Besides the wording “The Pride Of Africa”, what comes
to the mindset when you read the words or hear them mentioned, is success of
the airliner. However, the net losses paint the corporate entity in bad light,
coupled with staff threats of strike, perhaps due to mismanagement.
As a testament to the fact that matters were not good
at the airliner, the pilots humbled the operations of the KQ planes and threw
the travel arrangements of the passengers in disarray.
Thanks to the government’s quick intervensionary
measures and the exigencies of the moment that ensured the resumption of
flights, amid inconveniencies caused to passengers, same of whom, had to wait
for hours on end before their travelling was facilitated.

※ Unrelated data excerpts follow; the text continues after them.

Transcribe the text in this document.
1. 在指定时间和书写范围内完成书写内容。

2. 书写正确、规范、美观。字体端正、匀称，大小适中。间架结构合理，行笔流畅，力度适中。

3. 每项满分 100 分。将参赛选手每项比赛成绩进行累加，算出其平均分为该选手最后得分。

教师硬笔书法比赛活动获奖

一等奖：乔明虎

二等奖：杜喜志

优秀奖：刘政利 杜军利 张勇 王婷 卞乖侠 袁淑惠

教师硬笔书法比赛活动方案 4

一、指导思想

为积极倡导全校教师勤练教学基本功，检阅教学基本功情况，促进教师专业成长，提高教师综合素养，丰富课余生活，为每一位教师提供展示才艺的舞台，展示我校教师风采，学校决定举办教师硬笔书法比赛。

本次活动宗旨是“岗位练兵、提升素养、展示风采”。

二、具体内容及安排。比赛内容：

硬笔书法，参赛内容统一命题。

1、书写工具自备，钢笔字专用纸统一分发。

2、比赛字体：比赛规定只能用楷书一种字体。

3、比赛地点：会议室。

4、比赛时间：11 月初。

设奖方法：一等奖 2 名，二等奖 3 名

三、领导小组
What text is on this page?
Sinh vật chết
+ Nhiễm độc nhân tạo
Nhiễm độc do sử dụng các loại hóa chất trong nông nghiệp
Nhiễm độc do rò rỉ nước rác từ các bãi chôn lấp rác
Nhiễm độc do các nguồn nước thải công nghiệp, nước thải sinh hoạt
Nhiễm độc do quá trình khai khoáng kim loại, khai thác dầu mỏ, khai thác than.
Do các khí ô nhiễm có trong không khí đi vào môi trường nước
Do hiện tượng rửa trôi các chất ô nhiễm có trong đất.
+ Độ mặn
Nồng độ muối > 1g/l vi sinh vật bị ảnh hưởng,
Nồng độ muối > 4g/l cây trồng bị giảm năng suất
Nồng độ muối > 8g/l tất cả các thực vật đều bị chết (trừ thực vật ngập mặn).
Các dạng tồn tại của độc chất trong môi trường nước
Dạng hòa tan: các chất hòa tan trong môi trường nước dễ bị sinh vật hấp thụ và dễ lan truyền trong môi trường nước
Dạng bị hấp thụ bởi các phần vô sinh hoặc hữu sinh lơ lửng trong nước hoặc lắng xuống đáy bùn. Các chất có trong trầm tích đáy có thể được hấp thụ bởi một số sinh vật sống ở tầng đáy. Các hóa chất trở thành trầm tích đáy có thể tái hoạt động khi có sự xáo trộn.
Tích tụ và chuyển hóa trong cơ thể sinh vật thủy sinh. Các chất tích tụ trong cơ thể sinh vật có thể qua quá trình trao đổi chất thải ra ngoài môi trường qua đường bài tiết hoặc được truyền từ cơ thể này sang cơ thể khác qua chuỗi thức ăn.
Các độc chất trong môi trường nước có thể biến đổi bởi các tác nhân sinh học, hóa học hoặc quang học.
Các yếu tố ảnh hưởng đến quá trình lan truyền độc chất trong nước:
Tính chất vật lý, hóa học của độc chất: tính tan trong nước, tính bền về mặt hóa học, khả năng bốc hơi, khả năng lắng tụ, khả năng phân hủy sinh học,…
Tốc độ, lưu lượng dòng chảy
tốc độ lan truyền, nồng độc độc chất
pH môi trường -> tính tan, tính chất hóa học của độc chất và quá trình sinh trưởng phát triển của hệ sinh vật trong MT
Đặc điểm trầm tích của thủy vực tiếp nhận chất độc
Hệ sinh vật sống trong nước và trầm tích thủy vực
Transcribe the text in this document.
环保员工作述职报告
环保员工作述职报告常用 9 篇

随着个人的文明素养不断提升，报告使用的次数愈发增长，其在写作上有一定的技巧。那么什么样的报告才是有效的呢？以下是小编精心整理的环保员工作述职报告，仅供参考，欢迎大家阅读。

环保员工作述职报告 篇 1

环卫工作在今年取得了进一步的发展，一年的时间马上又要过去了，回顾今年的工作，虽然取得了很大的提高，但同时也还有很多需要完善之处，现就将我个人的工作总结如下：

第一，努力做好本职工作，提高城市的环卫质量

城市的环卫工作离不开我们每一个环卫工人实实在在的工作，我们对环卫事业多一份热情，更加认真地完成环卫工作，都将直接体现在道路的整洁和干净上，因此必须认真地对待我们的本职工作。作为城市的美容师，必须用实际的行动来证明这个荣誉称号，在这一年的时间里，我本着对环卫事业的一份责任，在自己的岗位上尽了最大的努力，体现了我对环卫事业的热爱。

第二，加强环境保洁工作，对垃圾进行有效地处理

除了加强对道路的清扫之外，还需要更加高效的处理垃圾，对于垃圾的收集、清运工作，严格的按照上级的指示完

The appointment of Mr. Michael Joseph could not have
come at a better time. As the chief executive officer, he turned around
the fortunes of Safaricom making it one of the best corporate entity in terms
of business in Africa.
It’s hopeful that Kenya Airways airliner is going to
benefit from Mr. Joseph’s resourcefulness, innovation, skills and strategic
thinking to objectively lift up the flagging fortunes of once successful
airliner in Africa.
If Mr. Joseph did it with the Safaricom, while at the
helm, why not at KQ? Obviously there is no obstacle for him to accomplish the
same feat at KQ.
We must take cognizance of the importance of labour as
a resourceful element at any organization. Labour refers to a pool of human
skills. For the new chairman to succeed at KQ, he needs the co-operation,
commitment, discipline and good work ethics from the diverse human skills at
KQ.
It will be foolhardy to imagine that the new chair at
KQ could unilaterally achieve the much needed success without the input of
these human skills.
Kenya airways airliner faces stiff competition from
other airliners in Africa. In order to compete with them as a level playing
field, the new chairman faces a challenge. He needs to get some information on
their competitors, as it will behoove him to brainstorm on their strength,
weakness and services they offer.
In summation, it’s sincerely hopeful that Mr. Joseph would use his capacity as the chairman, to help stem the tide of losses by ensuring that finances are managed prudently, staff welfare is given priority, and marketing and business is directed accordingly. Success here, depends on how this man at the helm juggles variety of skills and injecting efficiency as work.